O Brasil não existiria fora desse contexto. Os Estados Unidos também. Mas há um ingrediente que nos diferencia muito: aqui não havia uma ética protestante balizando as relações da sociedade, para o surgimento de um Henry Ford, na segunda Revolução Industrial, ou de um Bill Gates, na moderna sociedade da informação. O que havia era o nosso velho patrimonialismo ibérico, ainda hoje redivivo, que nos legou um capitalismo marcado pelo favorecimento do Estado ao surgimento das fortunas familiares. É difícil encontrar uma empresa tradicional no Brasil, por mais moderna que seja, que em algum momento não tenha dependido da alavancagem política dos seus negócios. Nosso modelo de substituição das importações, fomentado pelo Estado, teve por base a articulação entre capital estrangeiro, empresariado nacional e investimentos governamentais.
Estabilização
Esse tripé do nosso desenvolvimento, porém, foi para o ralo com o choque do petróleo e a terceira Revolução Industrial. Recessão, crise de financiamento do Estado e hiperinflação. Na década de 1980, o país estava em estagnação econômica e à beira do colapso financeiro. Foi nesse contexto que a remessa ilegal de recursos para o exterior por pessoas físicas e jurídicas se generalizou. Foi uma espécie de autodefesa do capitalismo brasileiro contra a ameaça de bancarrota, num momento em que o modelo autárquico de substituição de importações havia se esgotado e a abertura da economia era um imperativo da globalização.
Quando houve o Plano Real, a política de estabilização da economia não teria sucesso sem o programa de privatizações, que uma década antes havia sido preconizado por Inácio Rangel, um economista do BNDES de formação muito heterodoxa. O Estado não tinha como financiar seu próprio funcionamento, e a retomada do desenvolvimento exigia a modernização dos serviços públicos e da infra-estrutura do país, mas não havia recursos públicos para isso, como aliás ainda não há. A quebra do monopólio do petróleo e da exploração mineral e a venda de estatais, como a Vale do Rio Doce, das siderúrgicas e das teles foram uma via de saneamento das finanças públicas e de captação de investimentos privados.
Nesse contexto, o governo estimulou a volta do dinheiro brasileiro que havia sido aplicado no exterior, como uma forma inclusive de enfrentar a crise cambial que quase levou o país à breca.

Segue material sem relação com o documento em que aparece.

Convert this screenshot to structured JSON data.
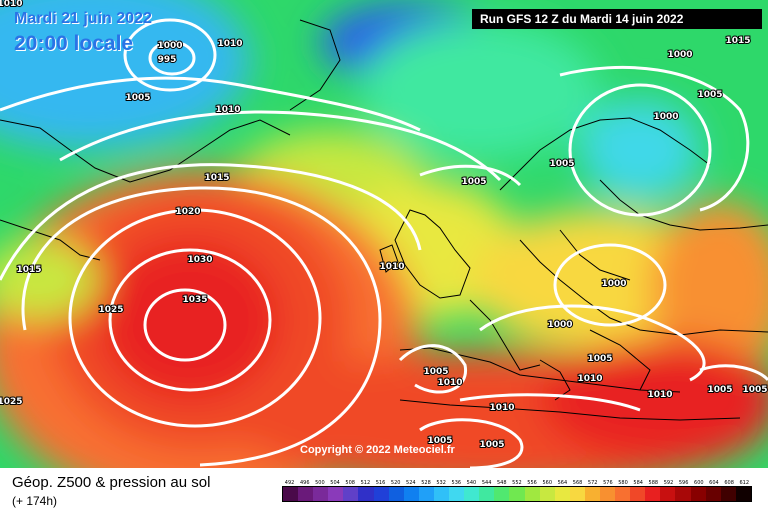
{
  "header": {
    "date": "Mardi 21 juin 2022",
    "time": "20:00 locale",
    "run": "Run GFS 12 Z du Mardi 14 juin 2022"
  },
  "footer": {
    "title": "Géop. Z500 & pression au sol",
    "step": "(+ 174h)",
    "copyright": "Copyright © 2022 Meteociel.fr"
  },
  "isobar_labels": [
    "1010",
    "1000",
    "995",
    "1010",
    "1005",
    "1010",
    "1015",
    "1005",
    "1000",
    "1005",
    "1015",
    "1020",
    "1030",
    "1035",
    "1025",
    "1015",
    "1010",
    "1005",
    "1000",
    "1000",
    "1005",
    "1005",
    "1010",
    "1010",
    "1010",
    "1005",
    "1005",
    "1005",
    "1010",
    "1005",
    "1000",
    "1025"
  ],
  "legend": {
    "values": [
      "492",
      "496",
      "500",
      "504",
      "508",
      "512",
      "516",
      "520",
      "524",
      "528",
      "532",
      "536",
      "540",
      "544",
      "548",
      "552",
      "556",
      "560",
      "564",
      "568",
      "572",
      "576",
      "580",
      "584",
      "588",
      "592",
      "596",
      "600",
      "604",
      "608",
      "612"
    ],
    "colors": [
      "#4a0a4a",
      "#6a1a7a",
      "#7a2a9a",
      "#8a3aba",
      "#6040c8",
      "#3030c8",
      "#2040d8",
      "#1060e0",
      "#1080f0",
      "#20a0f8",
      "#30c0f8",
      "#40d8f0",
      "#40e8d0",
      "#40e8a0",
      "#50e870",
      "#70e850",
      "#a0e840",
      "#c8e840",
      "#e8e840",
      "#f8d840",
      "#f8b030",
      "#f89030",
      "#f87030",
      "#f04828",
      "#e82020",
      "#c81010",
      "#a80808",
      "#880000",
      "#680000",
      "#400000",
      "#100000"
    ]
  }
}
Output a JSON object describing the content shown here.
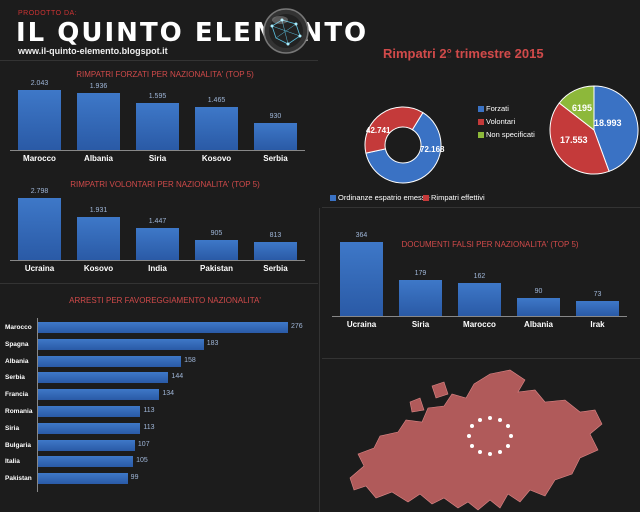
{
  "header": {
    "produced_by": "PRODOTTO DA:",
    "logo_text": "IL QUINTO ELEMENTO",
    "url": "www.il-quinto-elemento.blogspot.it"
  },
  "chart_data": [
    {
      "type": "bar",
      "title": "Rimpatri forzati per nazionalita' (top 5)",
      "categories": [
        "Marocco",
        "Albania",
        "Siria",
        "Kosovo",
        "Serbia"
      ],
      "values": [
        2043,
        1936,
        1595,
        1465,
        930
      ],
      "value_labels": [
        "2.043",
        "1.936",
        "1.595",
        "1.465",
        "930"
      ]
    },
    {
      "type": "bar",
      "title": "Rimpatri volontari per nazionalita' (top 5)",
      "categories": [
        "Ucraina",
        "Kosovo",
        "India",
        "Pakistan",
        "Serbia"
      ],
      "values": [
        2798,
        1931,
        1447,
        905,
        813
      ],
      "value_labels": [
        "2.798",
        "1.931",
        "1.447",
        "905",
        "813"
      ]
    },
    {
      "type": "bar",
      "orientation": "horizontal",
      "title": "Arresti per favoreggiamento nazionalita'",
      "categories": [
        "Marocco",
        "Spagna",
        "Albania",
        "Serbia",
        "Francia",
        "Romania",
        "Siria",
        "Bulgaria",
        "Italia",
        "Pakistan"
      ],
      "values": [
        276,
        183,
        158,
        144,
        134,
        113,
        113,
        107,
        105,
        99
      ]
    },
    {
      "type": "pie",
      "style": "donut",
      "title": "Rimpatri 2° trimestre 2015",
      "categories": [
        "Ordinanze espatrio emesse",
        "Rimpatri effettivi"
      ],
      "values": [
        72168,
        42741
      ],
      "value_labels": [
        "72.168",
        "42.741"
      ],
      "colors": [
        "#3a72c4",
        "#c43a3a"
      ],
      "legend": [
        "Ordinanze espatrio emesse",
        "Rimpatri effettivi"
      ]
    },
    {
      "type": "pie",
      "categories": [
        "Forzati",
        "Volontari",
        "Non specificati"
      ],
      "values": [
        18993,
        17553,
        6195
      ],
      "value_labels": [
        "18.993",
        "17.553",
        "6195"
      ],
      "colors": [
        "#3a72c4",
        "#c43a3a",
        "#8db83a"
      ],
      "legend": [
        "Forzati",
        "Volontari",
        "Non specificati"
      ]
    },
    {
      "type": "bar",
      "title": "Documenti falsi per nazionalita' (top 5)",
      "categories": [
        "Ucraina",
        "Siria",
        "Marocco",
        "Albania",
        "Irak"
      ],
      "values": [
        364,
        179,
        162,
        90,
        73
      ]
    }
  ],
  "colors": {
    "bar": "#3a72c4",
    "title": "#d04a4a",
    "map": "#b05a5a",
    "background": "#1c1c1c"
  }
}
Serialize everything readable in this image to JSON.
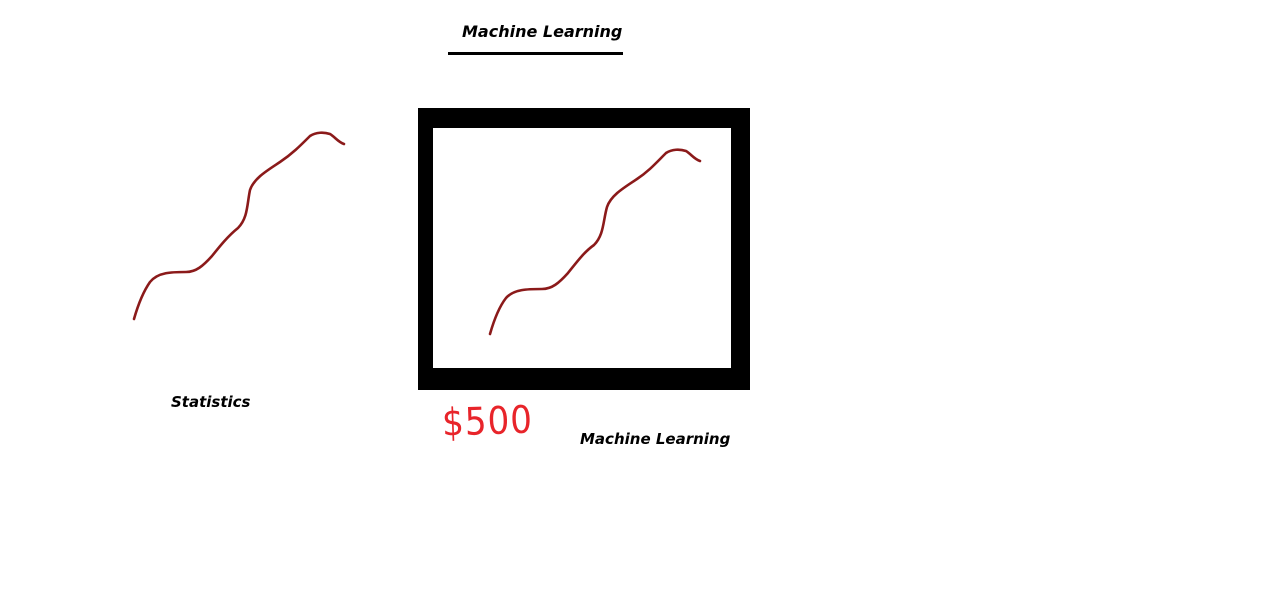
{
  "diagram": {
    "title": "Machine Learning",
    "left_label": "Statistics",
    "right_label": "Machine Learning",
    "price": "$500",
    "colors": {
      "curve": "#8b1a1a",
      "price": "#e8242a",
      "frame": "#000000",
      "text": "#000000"
    }
  }
}
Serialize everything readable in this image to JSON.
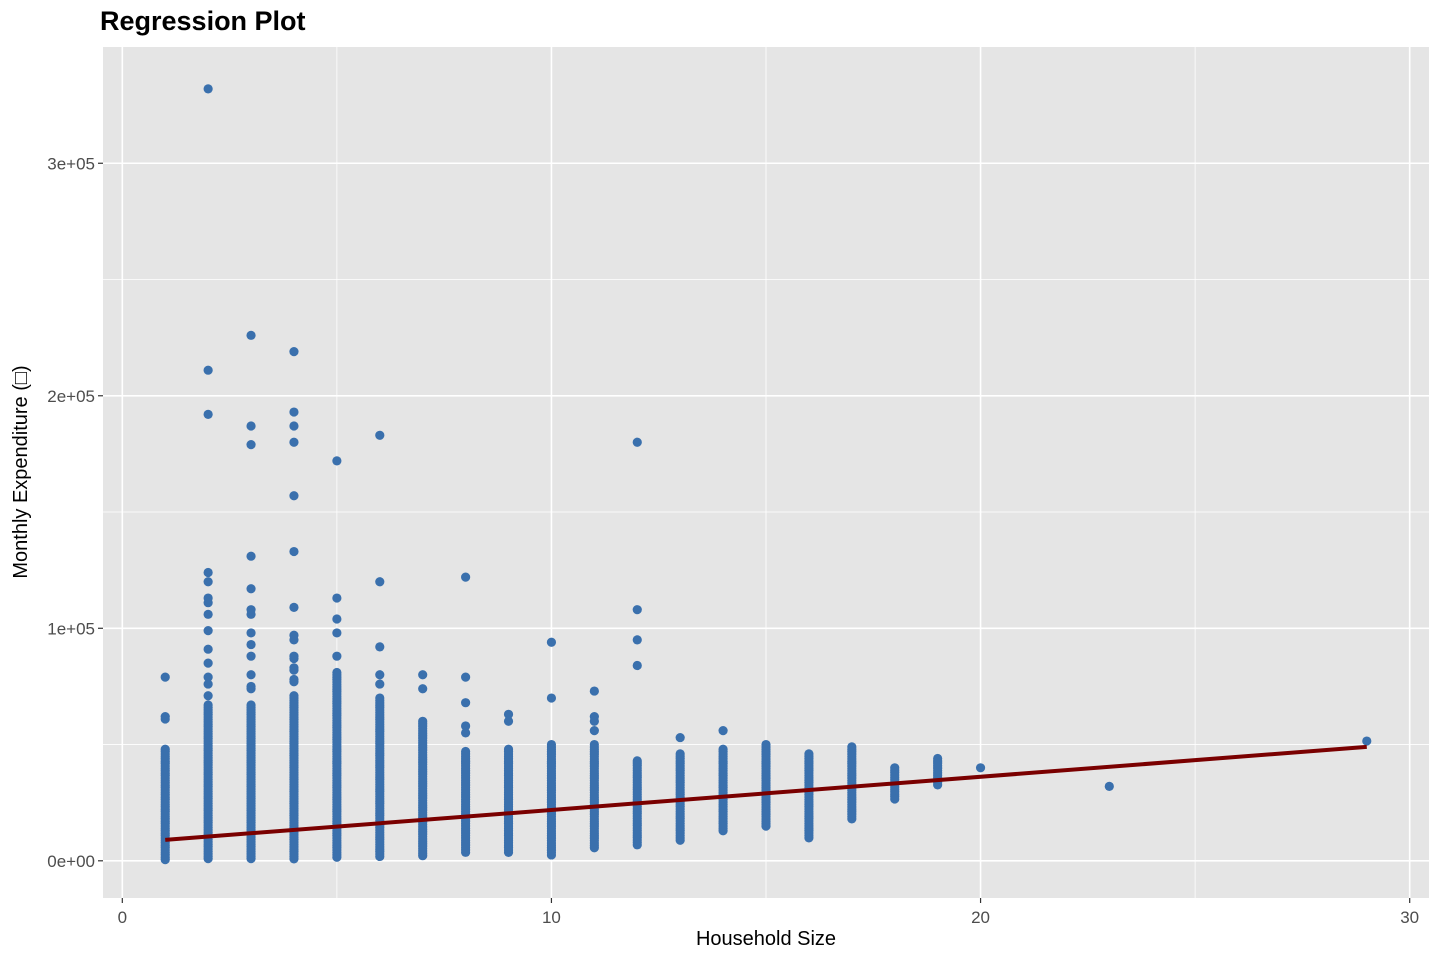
{
  "chart_data": {
    "type": "scatter",
    "title": "Regression Plot",
    "xlabel": "Household Size",
    "ylabel": "Monthly Expenditure (□)",
    "xlim": [
      -0.45,
      30.45
    ],
    "ylim": [
      -16000,
      350000
    ],
    "x_ticks": [
      0,
      10,
      20,
      30
    ],
    "x_tick_labels": [
      "0",
      "10",
      "20",
      "30"
    ],
    "y_ticks": [
      0,
      100000,
      200000,
      300000
    ],
    "y_tick_labels": [
      "0e+00",
      "1e+05",
      "2e+05",
      "3e+05"
    ],
    "grid": true,
    "legend": "none",
    "colors": {
      "panel": "#e5e5e5",
      "grid": "#ffffff",
      "points": "#3a70ad",
      "line": "#7a0000"
    },
    "series": [
      {
        "type": "scatter",
        "groups": [
          {
            "x": 1,
            "min": 500,
            "max": 48000,
            "outliers": [
              79000,
              62000,
              61000
            ]
          },
          {
            "x": 2,
            "min": 500,
            "max": 67000,
            "outliers": [
              332000,
              211000,
              192000,
              124000,
              120000,
              113000,
              111000,
              106000,
              99000,
              91000,
              85000,
              79000,
              76000,
              71000
            ]
          },
          {
            "x": 3,
            "min": 500,
            "max": 67000,
            "outliers": [
              226000,
              187000,
              179000,
              131000,
              117000,
              108000,
              106000,
              98000,
              93000,
              88000,
              80000,
              75000,
              74000
            ]
          },
          {
            "x": 4,
            "min": 500,
            "max": 70000,
            "outliers": [
              219000,
              193000,
              187000,
              180000,
              157000,
              133000,
              109000,
              97000,
              95000,
              88000,
              87000,
              83000,
              82000,
              78000,
              77000,
              71000
            ]
          },
          {
            "x": 5,
            "min": 1000,
            "max": 81000,
            "outliers": [
              172000,
              113000,
              104000,
              98000,
              88000
            ]
          },
          {
            "x": 6,
            "min": 1500,
            "max": 70000,
            "outliers": [
              183000,
              120000,
              92000,
              80000,
              76000
            ]
          },
          {
            "x": 7,
            "min": 2000,
            "max": 60000,
            "outliers": [
              80000,
              74000
            ]
          },
          {
            "x": 8,
            "min": 3500,
            "max": 47000,
            "outliers": [
              122000,
              79000,
              68000,
              58000,
              55000
            ]
          },
          {
            "x": 9,
            "min": 3000,
            "max": 48000,
            "outliers": [
              63000,
              60000
            ]
          },
          {
            "x": 10,
            "min": 1500,
            "max": 50000,
            "outliers": [
              94000,
              70000
            ]
          },
          {
            "x": 11,
            "min": 5500,
            "max": 50000,
            "outliers": [
              73000,
              62000,
              60000,
              56000
            ]
          },
          {
            "x": 12,
            "min": 6500,
            "max": 43000,
            "outliers": [
              180000,
              108000,
              95000,
              84000
            ]
          },
          {
            "x": 13,
            "min": 8500,
            "max": 46000,
            "outliers": [
              53000
            ]
          },
          {
            "x": 14,
            "min": 12500,
            "max": 48000,
            "outliers": [
              56000
            ]
          },
          {
            "x": 15,
            "min": 14000,
            "max": 50000,
            "outliers": []
          },
          {
            "x": 16,
            "min": 9000,
            "max": 46000,
            "outliers": []
          },
          {
            "x": 17,
            "min": 18000,
            "max": 49000,
            "outliers": []
          },
          {
            "x": 18,
            "min": 26000,
            "max": 40000,
            "outliers": []
          },
          {
            "x": 19,
            "min": 32000,
            "max": 44000,
            "outliers": []
          },
          {
            "x": 20,
            "min": 40000,
            "max": 40000,
            "outliers": []
          },
          {
            "x": 23,
            "min": 32000,
            "max": 32000,
            "outliers": []
          },
          {
            "x": 29,
            "min": 51500,
            "max": 51500,
            "outliers": []
          }
        ]
      },
      {
        "type": "line",
        "x": [
          1,
          29
        ],
        "y": [
          9000,
          49000
        ]
      }
    ]
  }
}
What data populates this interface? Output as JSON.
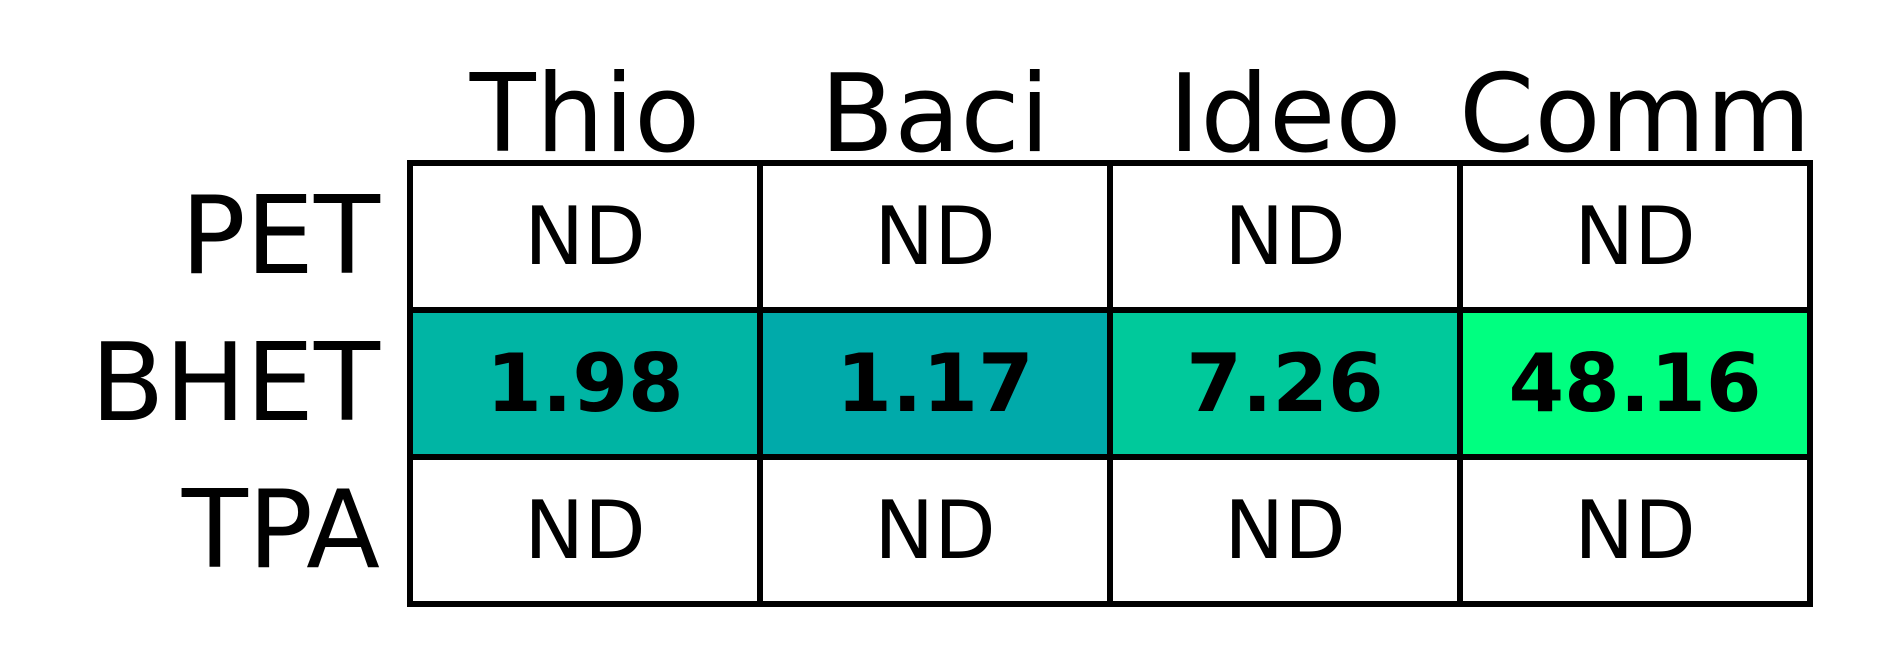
{
  "chart_data": {
    "type": "heatmap",
    "columns": [
      "Thio",
      "Baci",
      "Ideo",
      "Comm"
    ],
    "rows": [
      "PET",
      "BHET",
      "TPA"
    ],
    "cells": [
      [
        "ND",
        "ND",
        "ND",
        "ND"
      ],
      [
        "1.98",
        "1.17",
        "7.26",
        "48.16"
      ],
      [
        "ND",
        "ND",
        "ND",
        "ND"
      ]
    ],
    "values": [
      [
        null,
        null,
        null,
        null
      ],
      [
        1.98,
        1.17,
        7.26,
        48.16
      ],
      [
        null,
        null,
        null,
        null
      ]
    ],
    "colors": {
      "low": "#00aaaa",
      "high": "#00ff80",
      "missing": "#ffffff",
      "grid": "#000000"
    }
  }
}
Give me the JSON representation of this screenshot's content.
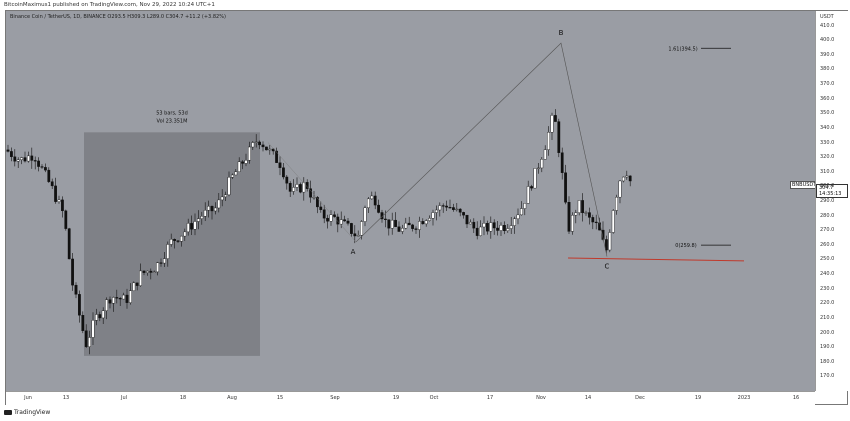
{
  "header": {
    "published_by": "BitcoinMaximus1 published on TradingView.com, Nov 29, 2022 10:24 UTC+1"
  },
  "legend": {
    "symbol_line": "Binance Coin / TetherUS, 1D, BINANCE",
    "ohlc": "O293.5 H309.3 L289.0 C304.7 +11.2 (+3.82%)"
  },
  "axis": {
    "unit": "USDT",
    "y_ticks": [
      "410.0",
      "400.0",
      "390.0",
      "380.0",
      "370.0",
      "360.0",
      "350.0",
      "340.0",
      "330.0",
      "320.0",
      "310.0",
      "300.0",
      "290.0",
      "280.0",
      "270.0",
      "260.0",
      "250.0",
      "240.0",
      "230.0",
      "220.0",
      "210.0",
      "200.0",
      "190.0",
      "180.0",
      "170.0"
    ],
    "x_ticks": [
      "Jun",
      "13",
      "Jul",
      "18",
      "Aug",
      "15",
      "Sep",
      "19",
      "Oct",
      "17",
      "Nov",
      "14",
      "Dec",
      "19",
      "2023",
      "16"
    ]
  },
  "current_price": {
    "symbol": "BNBUSDT",
    "price": "304.7",
    "countdown": "14:35:13"
  },
  "annotations": {
    "range_stats_line1": "53 bars, 53d",
    "range_stats_line2": "Vol 23.351M",
    "wave_a": "A",
    "wave_b": "B",
    "wave_c": "C",
    "fib_161": "1.61(394.5)",
    "fib_0": "0(259.8)"
  },
  "footer": {
    "brand": "TradingView"
  },
  "colors": {
    "plot_bg": "#9a9da4",
    "candle": "#111111",
    "support_line": "#c0392b",
    "range_box": "#7a7c82"
  },
  "chart_data": {
    "type": "candlestick",
    "ylim": [
      160,
      420
    ],
    "series_close_approx": [
      {
        "x": "Jun 1",
        "y": 325
      },
      {
        "x": "Jun 13",
        "y": 230
      },
      {
        "x": "Jun 18",
        "y": 190
      },
      {
        "x": "Jul 1",
        "y": 215
      },
      {
        "x": "Jul 18",
        "y": 260
      },
      {
        "x": "Aug 8",
        "y": 330
      },
      {
        "x": "Aug 15",
        "y": 315
      },
      {
        "x": "Sep 7",
        "y": 270
      },
      {
        "x": "Sep 19",
        "y": 275
      },
      {
        "x": "Oct 17",
        "y": 275
      },
      {
        "x": "Nov 8",
        "y": 345
      },
      {
        "x": "Nov 10",
        "y": 275
      },
      {
        "x": "Nov 22",
        "y": 255
      },
      {
        "x": "Nov 27",
        "y": 310
      },
      {
        "x": "Nov 29",
        "y": 304.7
      }
    ],
    "wave_points": [
      {
        "label": "A",
        "x": "Sep 7",
        "y": 262
      },
      {
        "label": "B",
        "x": "Nov 8",
        "y": 398
      },
      {
        "label": "C",
        "x": "Nov 22",
        "y": 252
      }
    ],
    "fib_levels": [
      {
        "label": "1.61(394.5)",
        "y": 394.5
      },
      {
        "label": "0(259.8)",
        "y": 259.8
      }
    ],
    "support_y": 250
  }
}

É nessa ambígua e sinuosa fronteira de oportunidades que o empresário Eike Batista e o banqueiro Daniel Dantas amealharam agressivamente suas fortunas, um correndo os riscos do garimpo, da mineração e do mercado petrolífero, outro repatriando capitais e transformando-os em investimentos financeiros. A acumulação inicial de capital é sempre uma aventura, nem sempre bem-sucedida.